1.運営体制の改善、2.教育研究組織の見直し、3.人事の適正化、4.事務等の効率化・合理化

 平成20年度の実績のうち、下記の事項が注目される。

  •  男女共同参画推進の広範かつ詳細な基本計画を策定し、次世代女性研究者育成のためのロールモデル紹介誌作成やセミナー実施等の取組を行うとともに、コーディネーター、女性の学長特別補佐の任命や育児中の女性研究者に研究補助者を措置するなど、男女共同参画推進に向けた積極的な取組として評価できる。
  •  今後おおよそ10年余りの期間に取り組むべき改革の指針、施策について「熊本大学の立つところ、目指すところ熊大プラン検討報告書2008」を策定している。
  •  教育の質の保証及び研究成果の社会への還元を図り、国民や社会からの要請に応えるため、教育研究組織について積極的に見直しを行い、平成20年度においては、薬学部附属育薬フロンティアセンター設置、大学院3研究科再編・統合による大学院社会文化科学研究科博士課程への改組、大学院保健学教育部修士課程の設置、イノベーション推進機構等の設置を行っている。
  •  中長期的視点から、教員定員の一定数を全学留保定員として確保し、新規事業や重点施策に活用している。また、戦略的な新規施策を実施するために、人件費の中で学長裁量枠を確保し、さらに機動的な人員の措置を可能にしている。平成20年度はバイオエレクトリクス研究センターに2名、国際化推進センターに1名を措置している。
  •  学長のリーダーシップの下、教育と基盤的研究の実施を確実に担保しながら戦略的経費(5億から6億円)を確保・充実し、学内公募による競争的配分をしている。平成20年度はユニバーシティ・ミュージアム構想の実現のための準備経費として「ユニバーシティ・ミュージアム経費」及び海外オフィスの管理運営のための経費として「上海オフィス等運営経費」を新たに設置している。

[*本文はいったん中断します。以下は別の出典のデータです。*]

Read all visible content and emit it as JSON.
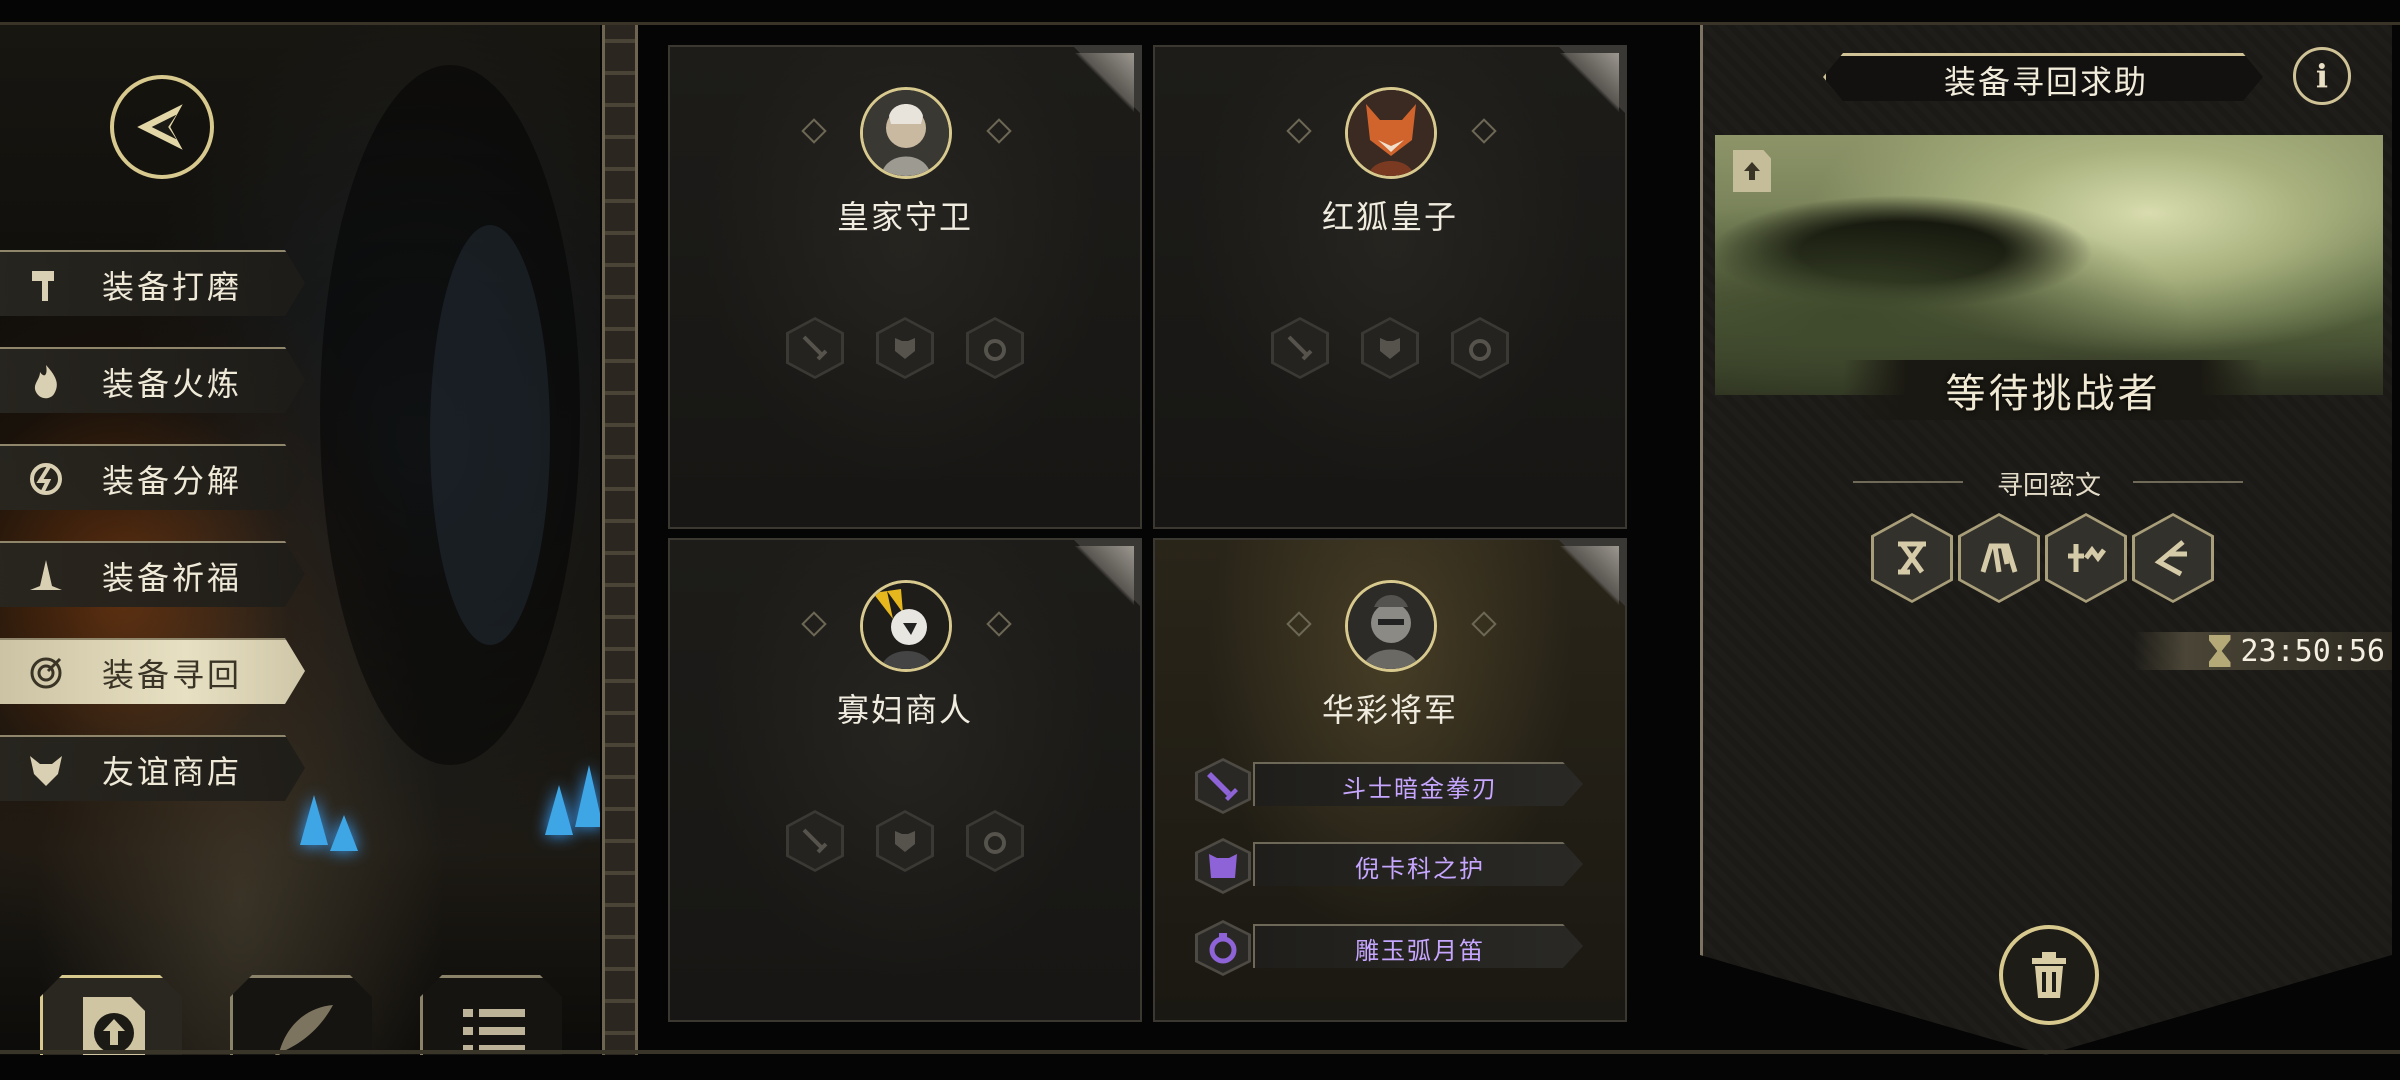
{
  "sidebar": {
    "items": [
      {
        "label": "装备打磨",
        "icon": "hammer-icon",
        "active": false
      },
      {
        "label": "装备火炼",
        "icon": "flame-icon",
        "active": false
      },
      {
        "label": "装备分解",
        "icon": "shatter-icon",
        "active": false
      },
      {
        "label": "装备祈福",
        "icon": "pray-icon",
        "active": false
      },
      {
        "label": "装备寻回",
        "icon": "target-icon",
        "active": true
      },
      {
        "label": "友谊商店",
        "icon": "fox-icon",
        "active": false
      }
    ],
    "bottom_tabs": [
      {
        "icon": "upload-icon",
        "active": true
      },
      {
        "icon": "feather-icon",
        "active": false
      },
      {
        "icon": "list-icon",
        "active": false
      }
    ]
  },
  "cards": [
    {
      "name": "皇家守卫",
      "highlight": false,
      "equipment": []
    },
    {
      "name": "红狐皇子",
      "highlight": false,
      "equipment": []
    },
    {
      "name": "寡妇商人",
      "highlight": false,
      "equipment": []
    },
    {
      "name": "华彩将军",
      "highlight": true,
      "equipment": [
        {
          "label": "斗士暗金拳刃",
          "icon": "sword-icon"
        },
        {
          "label": "倪卡科之护",
          "icon": "armor-icon"
        },
        {
          "label": "雕玉弧月笛",
          "icon": "ring-icon"
        }
      ]
    }
  ],
  "right_panel": {
    "title": "装备寻回求助",
    "info_label": "i",
    "status": "等待挑战者",
    "secret_title": "寻回密文",
    "timer": "23:50:56"
  },
  "colors": {
    "gold": "#d8c98e",
    "equipment_text": "#c6a6ff",
    "menu_active": "#e8e0c2"
  }
}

 平成20年度の実績のうち、下記の事項に課題がある。

(法人による自己評価と評価委員会の評価が異なる事項)

  •  「効率的・合理的に大学運営が行われるように、学内予算を適正に編成していく。併せて、次期中期目標・計画に向けて、より効率的な配分の在り方を検討する」(実績報告書17頁・年度計画【4‐1】)について、検討資料となる他大学の好事例等を調査したのみにとどまっていることから、年度計画を十分には実施していないものと認められる。
【評定】 中期目標・中期計画の達成に向けて順調に進んでいる

(理由) 年度計画の記載27事項中26事項が「年度計画を上回って実施している」又は「年度計画を十分に実施している」と認められ、1事項について「年度計画を十分には実施していない」と認められるが、男女共同参画に関して先進的な取組が行われていること等を総合的に勘案したことによる。

(2)財務内容の改善に関する目標

1.外部研究資金その他の自己収入の増加、2.経費の抑制、3.資産の運用管理の改善

 平成20年度の実績のうち、下記の事項が注目される。

  •  科学研究費補助金申請・採択増の方針を策定し、補助金獲得を推進している。これらの取組の結果、採択金額は16億488万円(対前年度比1億5,193万円増)となっている。
  •  老朽化した施設を整備するために、施設整備の在り方について検討を行い、全学的な対応として、人件費、病院経費及び特別教育研究経費等以外の経費から、一律5%を控除し、新たに「施設整備経費(大学負担分)」を設けている。
  •  附属病院においては、救急患者受入れ体制の強化や病床稼働率向上と合わせた病棟クラークの配置増等の取組により病床稼働率は約2.1%増加し、附属病院収入全体で約9億円の増収となっている。
  •  効率的な資金の活用を図るため、複数の金融機関による見積合せを実施し、金利の高い金融機関を選定し、3~9か月の短期資金運用を実施して財務収益として約3,000万円を確保し、教育研究経費として活用している。
  •  財務情報による財務分析を行い、他大学より医療経費比率が高くなっている状況から附属病院では、医薬品の後発医薬品等への切替え、医療材料の値引き拡大のためのコンサル業者の導入、X線撮影のフィルムレス運用の徹底を図り経費削減に努めている。
  •  中期計画における総人件費改革を踏まえた人件費削減目標の達成に向けて、着実に人件費削減が行われている。今後とも、中期目標・中期計画の達成に向け、教育研究の質の確保に配慮しつつ、人件費削減の取組を行うことが期待される。
【評定】 中期目標・中期計画の達成に向けて順調に進んでいる

(理由) 年度計画の記載8事項すべてが「年度計画を上回って実施している」又は「年度計画を十分に実施している」と認められ、上記の状況等を総合的に勘案したことによる。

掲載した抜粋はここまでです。